Faith Moves
I was looking through a devotion i wrote a couple years ago and found something that i still believed in, yet i felt it needed more clarity because it sounded as if faith was dependent on works (because it is not). Your faith produces and affects what you do, instead of being the effect of works. Yet faith is not merely some fleeting fancy that persuades you at one moment in your life, and just leaves you with a golden key that you can pick up and put down. Faith can be as strong as bricks, and faith can be weak as hay. But although faith is not directed by your works, it is worked upon. There is still a kinetic element in one’s faith that is tested by everything else in life that surrounds it, and it’s our faith that either stands or fails, that is weakened or strengthened. But it is a decision we must consciously make each time our faith is questioned, to either work on it or let it be battered.
Our faith in God is constantly at work whether we know it or not. We can live life thinking that our faith is just a sentence claiming we believe in God, without letting it be active in our lives, working in our behaviors and testimony. Or we can live life through faith by living out our belief in God. It’s not just a play and rearranging of words, but grasp the meaning.
We make conscious decisions about our faith; it is not something we are born with or a mere title that categorizes us within Christianity. For example, a woman can be a mother by title because she has gone through labor and produced an offspring, but the role that she bravely steps up to involve and sacrifice herself for the loving and nurturing of her baby is the deeper definition of motherhood. A woman grows into her role, and with each day, becoming better, more mature and wiser in her understanding of her child and herself. Faith also must go beyond titles and statements; faith must grow and mature.
Our faith matures several ways, sometimes through pain and trials, and sometimes by our own spiritual exercise. We can build our faith by immersing in scripture, so we know what we believe, and why- and who, and when.
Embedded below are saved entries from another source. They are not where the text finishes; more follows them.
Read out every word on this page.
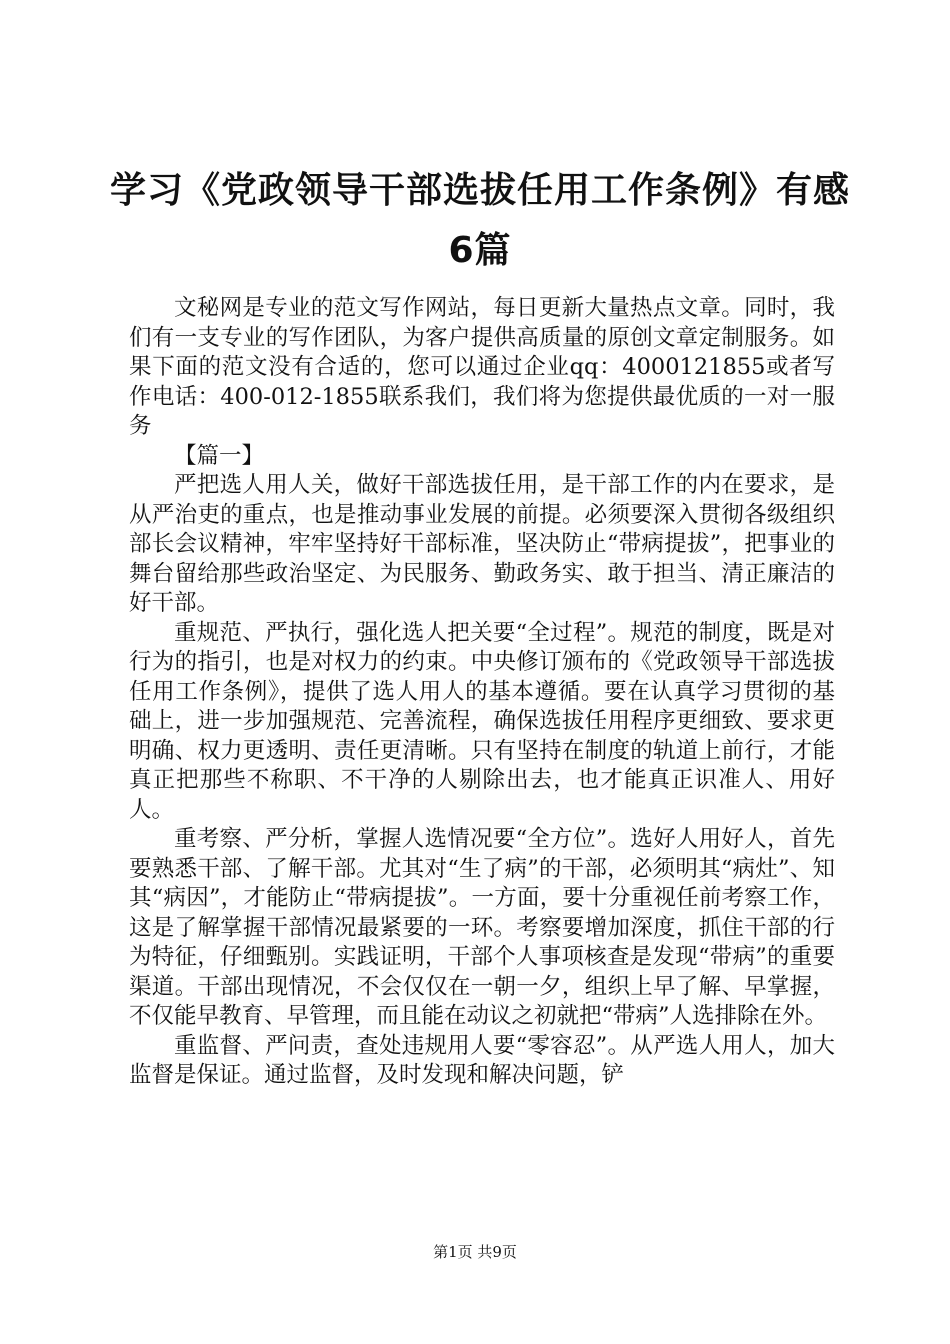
学习《党政领导干部选拔任用工作条例》有感
6篇

文秘网是专业的范文写作网站，每日更新大量热点文章。同时，我们有一支专业的写作团队，为客户提供高质量的原创文章定制服务。如果下面的范文没有合适的，您可以通过企业qq：4000121855或者写作电话：400-012-1855联系我们，我们将为您提供最优质的一对一服务

【篇一】

严把选人用人关，做好干部选拔任用，是干部工作的内在要求，是从严治吏的重点，也是推动事业发展的前提。必须要深入贯彻各级组织部长会议精神，牢牢坚持好干部标准，坚决防止“带病提拔”，把事业的舞台留给那些政治坚定、为民服务、勤政务实、敢于担当、清正廉洁的好干部。

重规范、严执行，强化选人把关要“全过程”。规范的制度，既是对行为的指引，也是对权力的约束。中央修订颁布的《党政领导干部选拔任用工作条例》，提供了选人用人的基本遵循。要在认真学习贯彻的基础上，进一步加强规范、完善流程，确保选拔任用程序更细致、要求更明确、权力更透明、责任更清晰。只有坚持在制度的轨道上前行，才能真正把那些不称职、不干净的人剔除出去，也才能真正识准人、用好人。

重考察、严分析，掌握人选情况要“全方位”。选好人用好人，首先要熟悉干部、了解干部。尤其对“生了病”的干部，必须明其“病灶”、知其“病因”，才能防止“带病提拔”。一方面，要十分重视任前考察工作，这是了解掌握干部情况最紧要的一环。考察要增加深度，抓住干部的行为特征，仔细甄别。实践证明，干部个人事项核查是发现“带病”的重要渠道。干部出现情况，不会仅仅在一朝一夕，组织上早了解、早掌握，不仅能早教育、早管理，而且能在动议之初就把“带病”人选排除在外。

重监督、严问责，查处违规用人要“零容忍”。从严选人用人，加大监督是保证。通过监督，及时发现和解决问题，铲

第1页 共9页
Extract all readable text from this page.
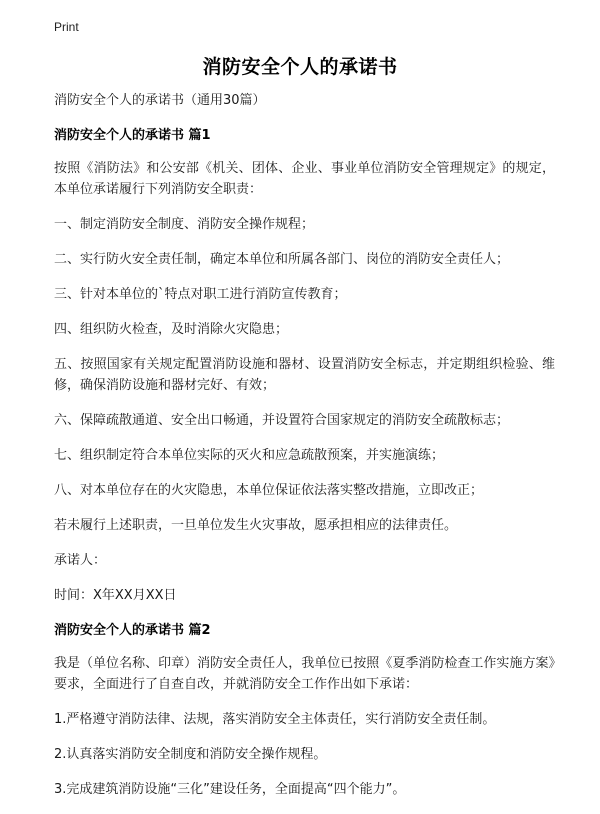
Print
消防安全个人的承诺书

消防安全个人的承诺书（通用30篇）

消防安全个人的承诺书 篇1

按照《消防法》和公安部《机关、团体、企业、事业单位消防安全管理规定》的规定，本单位承诺履行下列消防安全职责：

一、制定消防安全制度、消防安全操作规程；

二、实行防火安全责任制，确定本单位和所属各部门、岗位的消防安全责任人；

三、针对本单位的`特点对职工进行消防宣传教育；

四、组织防火检查，及时消除火灾隐患；

五、按照国家有关规定配置消防设施和器材、设置消防安全标志，并定期组织检验、维修，确保消防设施和器材完好、有效；

六、保障疏散通道、安全出口畅通，并设置符合国家规定的消防安全疏散标志；

七、组织制定符合本单位实际的灭火和应急疏散预案，并实施演练；

八、对本单位存在的火灾隐患，本单位保证依法落实整改措施，立即改正；

若未履行上述职责，一旦单位发生火灾事故，愿承担相应的法律责任。

承诺人：

时间：X年XX月XX日

消防安全个人的承诺书 篇2

我是（单位名称、印章）消防安全责任人，我单位已按照《夏季消防检查工作实施方案》要求，全面进行了自查自改，并就消防安全工作作出如下承诺：

1.严格遵守消防法律、法规，落实消防安全主体责任，实行消防安全责任制。

2.认真落实消防安全制度和消防安全操作规程。

3.完成建筑消防设施“三化”建设任务，全面提高“四个能力”。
In 1 Pet.2:2, it says, “Like newborn babies, crave pure spiritual milk, so that by it you may grow up in your salvation, 3now that you have tasted that the Lord is good.” In the beginning of our faith, we learn little by little, mainly the basics of what we believe, and it’s by those things we’ve learned that help us to change and live for God. But as our lives continue, so does the fight to live for God, because Satan tries even harder to snatch us away from fully living for Christ. But by building our faith, we become more mature in our role, and therefore giving us more defense to run from sin. “Anyone who lives on milk, being still an infant, is not acquainted with the teaching about righteousness. But solid food is for the mature, who by constant use have trained themselves to distinguish good from evil” (heb.5:13-14). The second part of the verse says “by constant use have trained themselves,” suggesting that there is a prolonged sense of time involved, as well as work. Our faith in its infancy produces only what it knows in its infancy, but when we continue to work on our faith by knowing more and more of who God is and what He’s done, and His plan for us, our faith in its maturity produces what it knows in its maturity. Righteousness becomes a conscious joy. Holiness is pushed up to the top 10 on our list. Our faith produces good works.
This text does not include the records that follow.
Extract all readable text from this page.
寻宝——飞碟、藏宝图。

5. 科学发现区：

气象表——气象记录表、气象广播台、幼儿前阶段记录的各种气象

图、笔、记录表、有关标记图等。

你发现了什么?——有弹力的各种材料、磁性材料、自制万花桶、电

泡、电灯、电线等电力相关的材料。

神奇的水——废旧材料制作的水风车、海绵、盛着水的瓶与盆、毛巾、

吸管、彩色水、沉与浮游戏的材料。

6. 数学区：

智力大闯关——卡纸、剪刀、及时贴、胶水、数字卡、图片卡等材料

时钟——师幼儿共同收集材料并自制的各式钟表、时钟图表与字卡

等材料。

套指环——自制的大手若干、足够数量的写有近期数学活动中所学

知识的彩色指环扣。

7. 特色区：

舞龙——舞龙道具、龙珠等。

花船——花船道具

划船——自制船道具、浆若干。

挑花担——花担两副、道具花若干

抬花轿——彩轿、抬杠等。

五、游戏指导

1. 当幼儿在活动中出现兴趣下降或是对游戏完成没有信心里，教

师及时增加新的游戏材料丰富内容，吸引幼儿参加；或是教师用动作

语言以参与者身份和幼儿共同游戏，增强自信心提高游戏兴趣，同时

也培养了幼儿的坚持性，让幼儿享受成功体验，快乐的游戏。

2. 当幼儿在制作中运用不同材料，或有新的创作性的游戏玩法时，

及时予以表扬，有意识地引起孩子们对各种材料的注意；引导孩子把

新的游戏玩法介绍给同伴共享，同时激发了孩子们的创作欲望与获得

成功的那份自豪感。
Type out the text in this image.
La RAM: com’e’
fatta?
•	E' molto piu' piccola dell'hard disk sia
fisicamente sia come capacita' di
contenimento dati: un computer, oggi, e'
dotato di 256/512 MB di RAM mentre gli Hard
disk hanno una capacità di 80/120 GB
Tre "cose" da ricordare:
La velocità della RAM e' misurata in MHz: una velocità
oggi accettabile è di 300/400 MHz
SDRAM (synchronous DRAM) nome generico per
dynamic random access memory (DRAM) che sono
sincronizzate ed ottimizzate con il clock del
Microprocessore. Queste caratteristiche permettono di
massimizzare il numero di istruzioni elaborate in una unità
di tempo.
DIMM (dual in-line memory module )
That’s why faith is never easy- even to the most “Christ-like” person, or the people in leadership positions in church, or the people who are termed “good” and “holy.” It just seems like their second nature to live for Christ is easy, but we most likely fail to see the pain they went through that tested and strengthened their faith. We don’t see the years they’ve toiled and struggled with their faith, like we do. But they’ve had to make similar choices. Their current exterior is the product of “constant” interior “training.”
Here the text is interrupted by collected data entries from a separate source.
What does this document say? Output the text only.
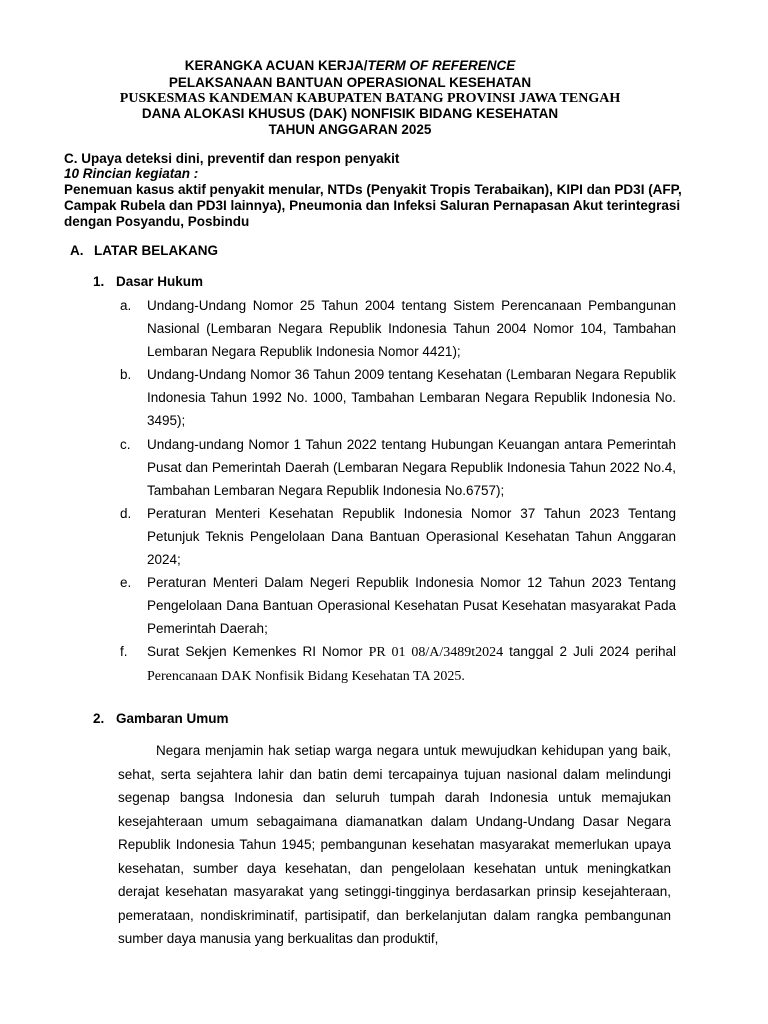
KERANGKA ACUAN KERJA/TERM OF REFERENCE
PELAKSANAAN BANTUAN OPERASIONAL KESEHATAN
PUSKESMAS KANDEMAN KABUPATEN BATANG PROVINSI JAWA TENGAH
DANA ALOKASI KHUSUS (DAK) NONFISIK BIDANG KESEHATAN
TAHUN ANGGARAN 2025
C. Upaya deteksi dini, preventif dan respon penyakit
10 Rincian kegiatan :
Penemuan kasus aktif penyakit menular, NTDs (Penyakit Tropis Terabaikan), KIPI dan PD3I (AFP, Campak Rubela dan PD3I lainnya), Pneumonia dan Infeksi Saluran Pernapasan Akut terintegrasi dengan Posyandu, Posbindu
A. LATAR BELAKANG
1. Dasar Hukum
a.	Undang-Undang Nomor 25 Tahun 2004 tentang Sistem Perencanaan Pembangunan Nasional (Lembaran Negara Republik Indonesia Tahun 2004 Nomor 104, Tambahan Lembaran Negara Republik Indonesia Nomor 4421);
b.	Undang-Undang Nomor 36 Tahun 2009 tentang Kesehatan (Lembaran Negara Republik Indonesia Tahun 1992 No. 1000, Tambahan Lembaran Negara Republik Indonesia No. 3495);
c.	Undang-undang Nomor 1 Tahun 2022 tentang Hubungan Keuangan antara Pemerintah Pusat dan Pemerintah Daerah (Lembaran Negara Republik Indonesia Tahun 2022 No.4, Tambahan Lembaran Negara Republik Indonesia No.6757);
d.	Peraturan Menteri Kesehatan Republik Indonesia Nomor 37 Tahun 2023 Tentang Petunjuk Teknis Pengelolaan Dana Bantuan Operasional Kesehatan Tahun Anggaran 2024;
e.	Peraturan Menteri Dalam Negeri Republik Indonesia Nomor 12 Tahun 2023 Tentang Pengelolaan Dana Bantuan Operasional Kesehatan Pusat Kesehatan masyarakat Pada Pemerintah Daerah;
f.	Surat Sekjen Kemenkes RI Nomor PR 01 08/A/3489t2024 tanggal 2 Juli 2024 perihal Perencanaan DAK Nonfisik Bidang Kesehatan TA 2025.
2. Gambaran Umum
Negara menjamin hak setiap warga negara untuk mewujudkan kehidupan yang baik, sehat, serta sejahtera lahir dan batin demi tercapainya tujuan nasional dalam melindungi segenap bangsa Indonesia dan seluruh tumpah darah Indonesia untuk memajukan kesejahteraan umum sebagaimana diamanatkan dalam Undang-Undang Dasar Negara Republik Indonesia Tahun 1945; pembangunan kesehatan masyarakat memerlukan upaya kesehatan, sumber daya kesehatan, dan pengelolaan kesehatan untuk meningkatkan derajat kesehatan masyarakat yang setinggi-tingginya berdasarkan prinsip kesejahteraan, pemerataan, nondiskriminatif, partisipatif, dan berkelanjutan dalam rangka pembangunan sumber daya manusia yang berkualitas dan produktif,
Living in faith is not effortless. Sometimes we’re brought to our knees. Sometimes we so desperately want to run back and away from the cross. And sometimes we want to hide because of guilt or pride. But whatever the circumstance, we still need to make choices. When those choices come, we must have Christ in our focus, and no matter how hard it is to trust in Him, to come to Him, and to submit to Him, we can have the assurance that God’s grace and power will cover us. “Nothing will be impossible for you” (Matt.7:20). So let us continue to strengthen our faith, not let it stagnate or treat it like a key that we can pick up and put down. Let it stir in us every day. Let it jump and dance in our hearts that gives us joy. And lastly, let your faith move.